We indeed see that around half of the variables are highly to medium correlated with another variable. In the case of this dataset it doesn’t take a lot of time to collect, or transform, the features. Instead, imagine that it would take significantly more time to collect information about each feature and feature selection is highly desired. In that case we will definitely want to explore the effect of an Elastic Net on the performance of the model.

First, I will explore the performance of the model for each combination of the lambda and Elastic Net. For this approach see the following steps. (Note with a regularised linear regression model you could use the ElasticNetCV function from Sklearn for this method. The SGDClassifier function for regularised logistics regression model does not return the same attributes and therefore requires a different method for cross-validation.)

Use the Bootstrap method to run the Elastic Net model ten times and each time store the coefficients from the model. At the end take the mean of the ten coefficients for each variable.

This creates a list of the most relevant features.

Compare the regular logistic regression model with the regularised Elastic Net logistic regression model.

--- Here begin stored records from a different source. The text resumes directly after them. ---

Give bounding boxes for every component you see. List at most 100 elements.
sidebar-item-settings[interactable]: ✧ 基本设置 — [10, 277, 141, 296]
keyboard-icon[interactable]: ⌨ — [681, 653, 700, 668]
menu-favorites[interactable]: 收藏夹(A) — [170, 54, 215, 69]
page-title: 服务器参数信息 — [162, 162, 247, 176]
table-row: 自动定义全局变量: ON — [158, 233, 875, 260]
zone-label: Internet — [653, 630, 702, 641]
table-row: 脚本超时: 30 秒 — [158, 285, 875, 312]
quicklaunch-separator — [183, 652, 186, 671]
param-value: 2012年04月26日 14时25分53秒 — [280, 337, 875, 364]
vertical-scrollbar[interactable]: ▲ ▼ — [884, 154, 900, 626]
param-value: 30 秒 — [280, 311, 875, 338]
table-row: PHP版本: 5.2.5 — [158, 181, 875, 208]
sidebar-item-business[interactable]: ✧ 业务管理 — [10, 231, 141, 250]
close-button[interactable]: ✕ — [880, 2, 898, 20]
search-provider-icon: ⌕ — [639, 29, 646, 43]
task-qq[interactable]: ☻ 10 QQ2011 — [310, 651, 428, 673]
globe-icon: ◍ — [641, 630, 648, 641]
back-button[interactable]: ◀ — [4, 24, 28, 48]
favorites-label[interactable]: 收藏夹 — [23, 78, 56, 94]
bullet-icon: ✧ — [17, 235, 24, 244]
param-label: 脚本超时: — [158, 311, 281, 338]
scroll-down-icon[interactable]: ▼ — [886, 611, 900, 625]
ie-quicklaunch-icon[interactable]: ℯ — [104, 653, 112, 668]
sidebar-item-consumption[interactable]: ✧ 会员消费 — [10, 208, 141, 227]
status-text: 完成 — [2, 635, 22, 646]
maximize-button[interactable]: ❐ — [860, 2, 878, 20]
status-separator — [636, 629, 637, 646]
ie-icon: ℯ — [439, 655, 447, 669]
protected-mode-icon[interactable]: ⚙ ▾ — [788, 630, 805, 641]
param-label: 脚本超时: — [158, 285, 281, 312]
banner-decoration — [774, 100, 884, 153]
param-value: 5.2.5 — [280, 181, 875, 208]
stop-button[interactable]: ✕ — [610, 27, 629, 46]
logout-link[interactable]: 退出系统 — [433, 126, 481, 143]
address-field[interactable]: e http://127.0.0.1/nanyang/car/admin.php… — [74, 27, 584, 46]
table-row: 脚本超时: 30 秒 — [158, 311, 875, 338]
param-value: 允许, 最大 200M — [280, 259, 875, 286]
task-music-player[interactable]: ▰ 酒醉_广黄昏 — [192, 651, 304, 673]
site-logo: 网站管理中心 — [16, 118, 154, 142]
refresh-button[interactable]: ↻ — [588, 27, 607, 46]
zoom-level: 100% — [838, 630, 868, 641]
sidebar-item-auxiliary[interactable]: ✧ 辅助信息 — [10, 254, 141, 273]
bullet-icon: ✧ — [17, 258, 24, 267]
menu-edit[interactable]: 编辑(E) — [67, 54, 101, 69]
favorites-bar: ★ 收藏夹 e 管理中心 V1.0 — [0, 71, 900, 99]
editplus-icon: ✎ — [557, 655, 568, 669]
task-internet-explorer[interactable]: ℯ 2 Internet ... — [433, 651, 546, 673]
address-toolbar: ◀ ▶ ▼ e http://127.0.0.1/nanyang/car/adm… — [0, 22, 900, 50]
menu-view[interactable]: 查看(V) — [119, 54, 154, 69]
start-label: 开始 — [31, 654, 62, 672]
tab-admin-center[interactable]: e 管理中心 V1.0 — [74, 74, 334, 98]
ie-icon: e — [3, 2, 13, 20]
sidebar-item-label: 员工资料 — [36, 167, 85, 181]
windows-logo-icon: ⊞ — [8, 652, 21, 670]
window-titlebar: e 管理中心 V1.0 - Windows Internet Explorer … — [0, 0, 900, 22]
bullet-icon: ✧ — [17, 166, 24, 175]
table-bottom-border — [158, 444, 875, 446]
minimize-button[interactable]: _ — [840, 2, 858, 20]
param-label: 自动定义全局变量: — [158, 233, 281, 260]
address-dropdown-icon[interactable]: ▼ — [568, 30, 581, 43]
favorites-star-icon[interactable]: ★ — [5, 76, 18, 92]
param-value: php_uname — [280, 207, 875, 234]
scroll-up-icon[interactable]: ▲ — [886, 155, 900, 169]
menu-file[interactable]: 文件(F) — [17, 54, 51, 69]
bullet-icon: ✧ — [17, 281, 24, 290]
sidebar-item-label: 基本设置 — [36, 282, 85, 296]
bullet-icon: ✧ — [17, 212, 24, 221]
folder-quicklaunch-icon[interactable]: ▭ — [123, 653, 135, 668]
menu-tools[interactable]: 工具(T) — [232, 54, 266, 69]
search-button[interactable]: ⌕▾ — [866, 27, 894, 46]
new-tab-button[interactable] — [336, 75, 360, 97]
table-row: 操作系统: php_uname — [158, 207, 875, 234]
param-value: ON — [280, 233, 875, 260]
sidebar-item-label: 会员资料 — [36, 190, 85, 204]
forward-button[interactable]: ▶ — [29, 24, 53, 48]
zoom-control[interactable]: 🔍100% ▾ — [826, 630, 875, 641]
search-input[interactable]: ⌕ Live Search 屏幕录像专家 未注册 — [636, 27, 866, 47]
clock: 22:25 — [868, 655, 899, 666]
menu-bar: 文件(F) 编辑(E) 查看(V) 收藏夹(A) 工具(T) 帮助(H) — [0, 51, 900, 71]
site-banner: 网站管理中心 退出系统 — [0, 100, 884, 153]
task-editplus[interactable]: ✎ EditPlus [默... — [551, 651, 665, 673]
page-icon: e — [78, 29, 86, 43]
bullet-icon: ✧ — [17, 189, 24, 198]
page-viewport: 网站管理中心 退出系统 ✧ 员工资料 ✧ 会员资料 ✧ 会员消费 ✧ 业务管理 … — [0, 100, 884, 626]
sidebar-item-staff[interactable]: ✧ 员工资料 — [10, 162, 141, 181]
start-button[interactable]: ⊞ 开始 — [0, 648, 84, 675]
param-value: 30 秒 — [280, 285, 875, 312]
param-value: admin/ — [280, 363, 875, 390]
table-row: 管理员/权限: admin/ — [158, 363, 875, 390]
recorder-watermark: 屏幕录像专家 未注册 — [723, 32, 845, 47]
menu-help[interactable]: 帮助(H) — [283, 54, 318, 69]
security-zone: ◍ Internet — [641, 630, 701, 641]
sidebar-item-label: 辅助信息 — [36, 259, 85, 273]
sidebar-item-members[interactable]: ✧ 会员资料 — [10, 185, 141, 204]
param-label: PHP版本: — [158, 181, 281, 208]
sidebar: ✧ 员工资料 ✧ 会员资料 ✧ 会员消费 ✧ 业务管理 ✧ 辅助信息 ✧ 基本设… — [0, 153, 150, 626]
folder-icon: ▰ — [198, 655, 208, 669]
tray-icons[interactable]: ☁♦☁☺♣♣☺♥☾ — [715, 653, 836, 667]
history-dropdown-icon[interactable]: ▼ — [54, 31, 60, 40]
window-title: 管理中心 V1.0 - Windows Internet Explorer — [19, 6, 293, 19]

Evaluation of Logistic Regression with Elastic Net Logistic Regression

As these results show performing a regularised logistic regression model does not really improve the accuracy (ROC AUC score) of the model. A reason for this could be that the logistic regression already shows to be very accurate.

Remarks

In this analysis we see that not performing variable selection through regularization is not be a problem of prediction accuracy. However, take a survey that contains hundreds of questions that are each asked to a respondent on the ground, a model that uses only a selection of the questions will not only make the model easier to interpret, it also saves a lot of time to run the experiment. In that case a regularised model would still be of huge benefit.